O segundo ponto é o seguinte (e aí não é só a questão da maioridade): será que estamos querendo aumentar mais ainda o número de pessoas que ficam nas prisões? Hoje o Brasil, proporcionalmente, é o quarto país que mais encarcera no mundo. Desde 1981 a 2012, o número de encarcerados no país aumentou 1000%. Temos mais de 550 mil pessoas presas. No entanto, o debate que sacia, de certa forma, essa sede de vingança da sociedade, sem desmerecer, não resolve. Na verdade, isso custa e muito caro para a sociedade. Só para se ter uma ideia: cada vaga em um presídio custa cinco vagas em uma escola. Nós temos que repensar o modelo de segurança pública e olhar com muito cuidado para esses jovens. Olhar não só depois de eles cometerem o crime, mas olhar antes para que eles não venham a cometer crimes.

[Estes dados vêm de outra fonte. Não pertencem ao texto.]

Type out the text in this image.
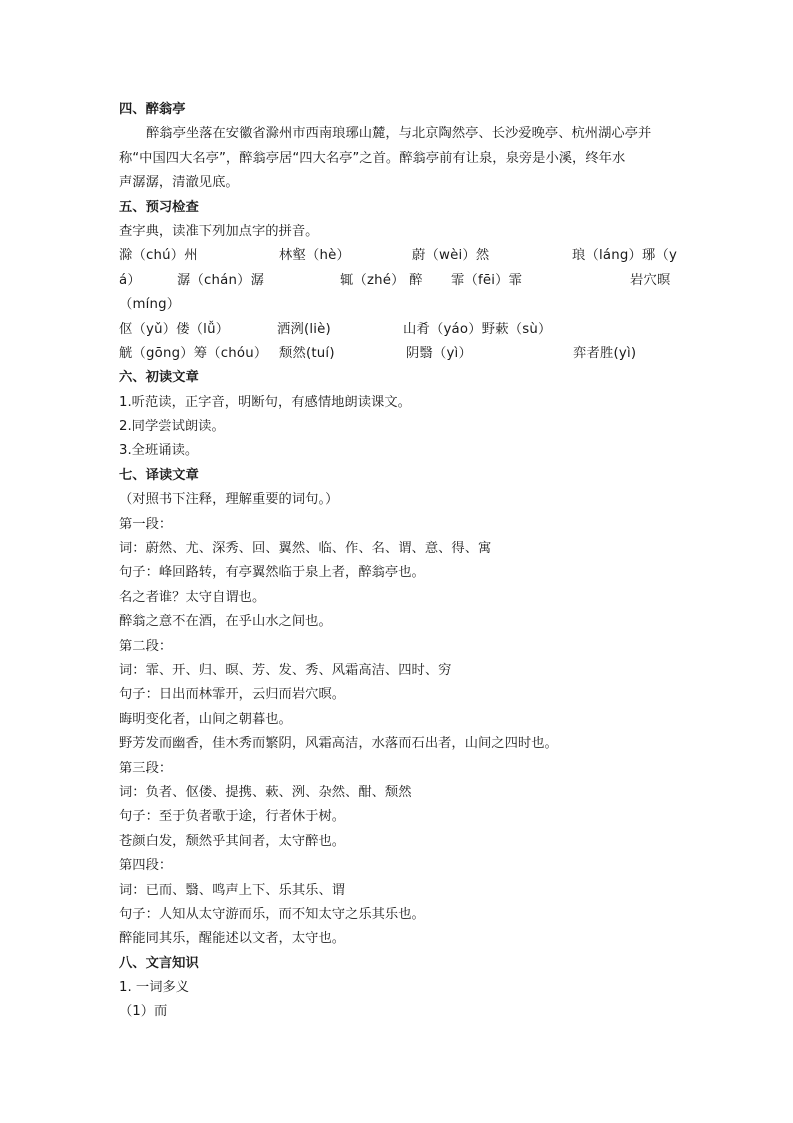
四、醉翁亭
醉翁亭坐落在安徽省滁州市西南琅琊山麓，与北京陶然亭、长沙爱晚亭、杭州湖心亭并
称“中国四大名亭”，醉翁亭居“四大名亭”之首。醉翁亭前有让泉，泉旁是小溪，终年水
声潺潺，清澈见底。
五、预习检查
查字典，读准下列加点字的拼音。
滁（chú）州	林壑（hè）	蔚（wèi）然	琅（láng）琊（y
á）	潺（chán）潺	辄（zhé） 醉 霏（fēi）霏	岩穴暝
（míng）
伛（yǔ）偻（lǚ）	洒洌(liè)	山肴（yáo）野蔌（sù）
觥（gōng）筹（chóu） 颓然(tuí)	阴翳（yì）	弈者胜(yì)
六、初读文章
1.听范读，正字音，明断句，有感情地朗读课文。
2.同学尝试朗读。
3.全班诵读。
七、译读文章
（对照书下注释，理解重要的词句。）
第一段：
词：蔚然、尤、深秀、回、翼然、临、作、名、谓、意、得、寓
句子：峰回路转，有亭翼然临于泉上者，醉翁亭也。
名之者谁？太守自谓也。
醉翁之意不在酒，在乎山水之间也。
第二段：
词：霏、开、归、暝、芳、发、秀、风霜高洁、四时、穷
句子：日出而林霏开，云归而岩穴暝。
晦明变化者，山间之朝暮也。
野芳发而幽香，佳木秀而繁阴，风霜高洁，水落而石出者，山间之四时也。
第三段：
词：负者、伛偻、提携、蔌、洌、杂然、酣、颓然
句子：至于负者歌于途，行者休于树。
苍颜白发，颓然乎其间者，太守醉也。
第四段：
词：已而、翳、鸣声上下、乐其乐、谓
句子：人知从太守游而乐，而不知太守之乐其乐也。
醉能同其乐，醒能述以文者，太守也。
八、文言知识
1. 一词多义
（1）而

IM - Caso a maioridade penal seja reduzida, haveria mais gastos envolvidos com violência. Isso poderia implicar em um aumento sobre essa razão de 5,5% do PIB. Não seria uma decisão no sentido oposto àquele que estávamos conversando sobre investir mais para se reduzir os custos da criminalidade?


Exatamente. O tiro pode sair pela culatra. A gente já sabe que não existe – pelo menos no que foi medido – dissuasão criminal. Ninguém vai ficar dissuadido. Permita-me abrir um parêntesis, depois eu continuo: por que ninguém vai ficar dissuadido? Vamos pensar com cuidado sobre o que estamos falando: no Brasil, em média, 8% dos homicídios têm esclarecimento pela polícia. Estamos pegando o crime mais grave, homicídio, em que apenas 8% dos casos a polícia descobre quem foi o autor. Aí, esse processo ainda vai para o Ministério Público, depois, para a Justiça, e, eventualmente, tem a condenação. Ou seja, dos homicídios no Brasil, certamente, menos de 5% deles geram alguma condenação. Então, vamos imaginar a cabeça de um jovem de 17 ou 18 anos que está para cometer um homicídio. Se um cara de 18 anos matar alguém, ele vai ter uma chance muito pequena de ser descoberto, preso e condenado. Mas vamos supor que ele dê azar e ele pegue, sei lá, 10 anos de cadeia. Com 1/6 da pena, se ele for um preso de bom comportamento, ele pode ter direito a progressão de pena. Ou seja, em 3 anos, ele pode simplesmente pegar uma prisão semiaberta e, se não tiver uma prisão industrial ou essa colônia agrícola (o que não tem, porque eles não constroem isso mais no Brasil), o cara termina ficando um preso domiciliar. Quer dizer, ele consegue liberdade em três anos se for maior. E se for menor? Ele vai por três anos também. Fica recluso por três anos e em condições, muitas vezes, piores daquelas que o maior que está no presídio. Porque ele é menor e não tem sequer identidade. Fizemos pesquisas no Ipea, há vários anos, indo nessas instituições e o ambiente é o pior possível. Inclusive, muitos jovens falavam que o sonho de consumo deles era ir para o presídio. Então, eu não consigo imaginar como, mudando esse status, algum jovem vá pensar “ah, agora eu vou pensar, porque prisão ficou mais dura”. Não existe isso, porque a taxa de desconto temporal, ou seja, a aflição do jovem por ter benefícios e ser feliz é naquele momento. E se ele tem a possibilidade de empunhar uma arma, participar do tráfico de drogas, botar uma medalha de ouro e ser o bonzão entre as menininhas, ele vai querer isso. Ele não está olhando se a pena vai ser maior ou menor. Isso não existe.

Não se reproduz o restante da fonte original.